We climbed the work ladder leading up to the centre cockpit to find a slightly different boat to the one we were expecting. She was nowhere near completed and our hearts sank. The timber decks had been removed and left unfinished. The teak railings had been smashed during transit in several places.
There was abandoned rubbish and rusting tools everywhere we looked. Oh lordy-me what a mess.

The hatches were rotten and unsecured so it was easy to open her up and look inside. The rain was as torrential inside as it was outside due to the number of large leaks. It was like exploring a magical wet cave, with rainwater filling the bilges up to the solid teak floorboards which were all exposed. There was tropical mould everywhere and the spoils of the previous owners belongings which had succumbed to a "submerging event", including the galley supplies so various critters had happily moved in and made the place their roach-ey new home. Nice.
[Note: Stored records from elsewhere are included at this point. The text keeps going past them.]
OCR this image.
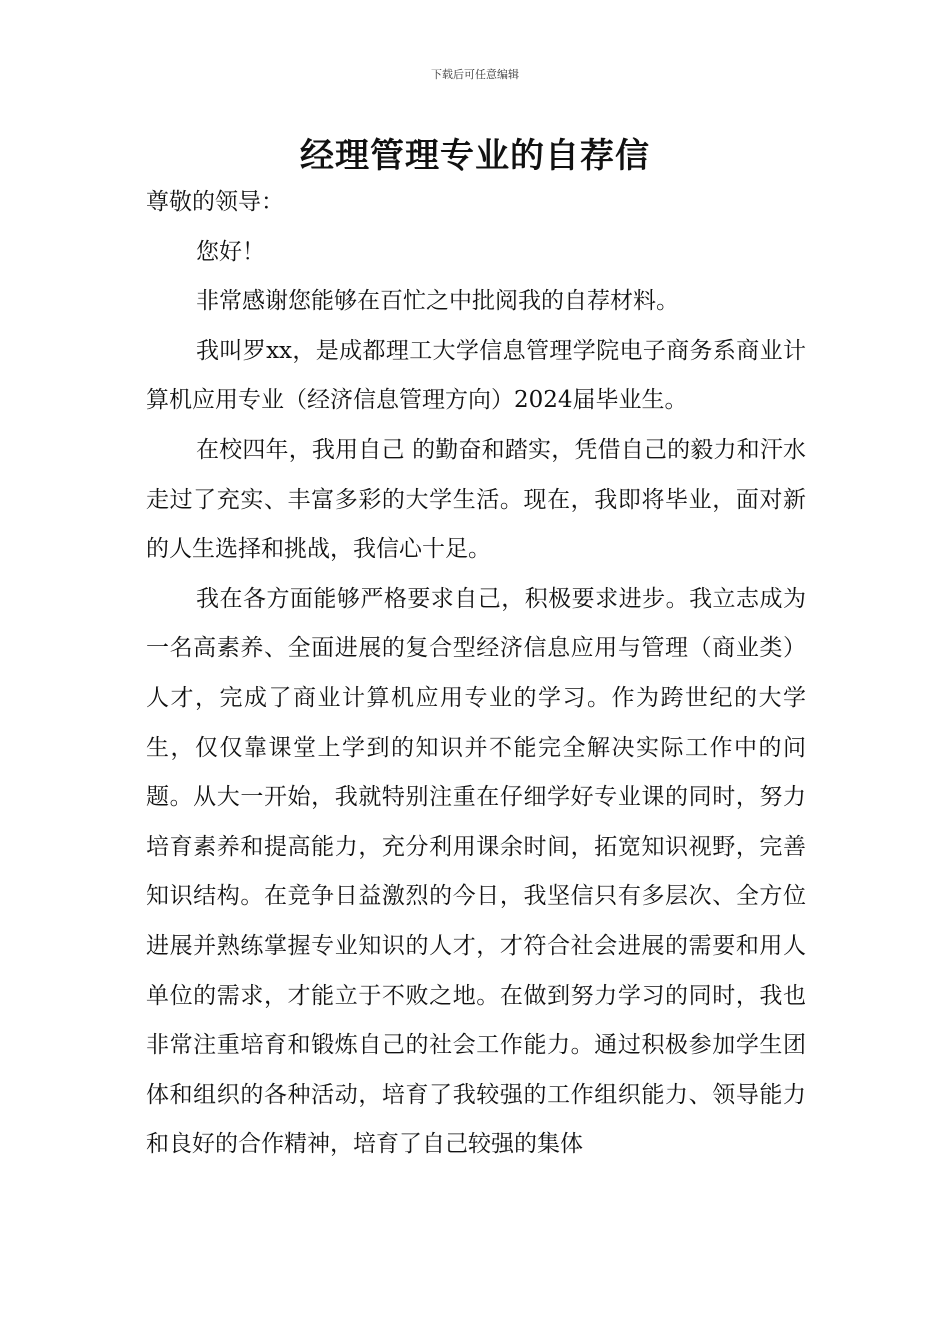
下载后可任意编辑
经理管理专业的自荐信

尊敬的领导：

您好！

非常感谢您能够在百忙之中批阅我的自荐材料。

我叫罗xx，是成都理工大学信息管理学院电子商务系商业计算机应用专业（经济信息管理方向）2024届毕业生。

在校四年，我用自己 的勤奋和踏实，凭借自己的毅力和汗水走过了充实、丰富多彩的大学生活。现在，我即将毕业，面对新的人生选择和挑战，我信心十足。

我在各方面能够严格要求自己，积极要求进步。我立志成为一名高素养、全面进展的复合型经济信息应用与管理（商业类）人才，完成了商业计算机应用专业的学习。作为跨世纪的大学生，仅仅靠课堂上学到的知识并不能完全解决实际工作中的问题。从大一开始，我就特别注重在仔细学好专业课的同时，努力培育素养和提高能力，充分利用课余时间，拓宽知识视野，完善知识结构。在竞争日益激烈的今日，我坚信只有多层次、全方位进展并熟练掌握专业知识的人才，才符合社会进展的需要和用人单位的需求，才能立于不败之地。在做到努力学习的同时，我也非常注重培育和锻炼自己的社会工作能力。通过积极参加学生团体和组织的各种活动，培育了我较强的工作组织能力、领导能力和良好的合作精神，培育了自己较强的集体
This is where I re-iterate the part where a boat 'grabs you', as even in this terrible state I thought she felt absolutely gorgeous and I couldn't get the smile from my face. I could see through the superficial to what was truly important to us. Her spacious sleeping areas forard and aft each with their own heads, a light and airy space to relax in the saloon, a great galley, amazing solid teak carpentry, she even had a separate workshop area crying out to store dive tanks and more.

Here is where Neil would add in the important observations about engine / sail inventory / seaworthiness etc which were duly noted as we rushed around trying to take it all in. Heavy rain and rising creeks and the realisation that this boat was nowhere near ready to be on the market meant the visit was very short. I never thought that it would be exactly one month later we would make an offer to buy her, and a month after that before she was all ours.

How amazing!

Above: the aft deck contained piles of mooring lines, fenders, detached bimini covers and various boat debris

Below: The centre cockpit contained mostly cardboard, discarded rusting tools and general rubbish preventing any drainage.

Below: Neil takes a contemplative moment to write down the list of jobs in order to price things up and make our offer. Forard has a basket of rotting / wet food left on deck, the purple basket has broken glass and there is a spare portable toilet by the mast. There were actually 3 portable toilets onboard in addition to the 2 plumbed heads.

Tuesday, 1 March 2011

Fender pricing

Here we are in Airlie chandlers getting a feel for local prices. This fender is 11 x 30 inches can't you tell?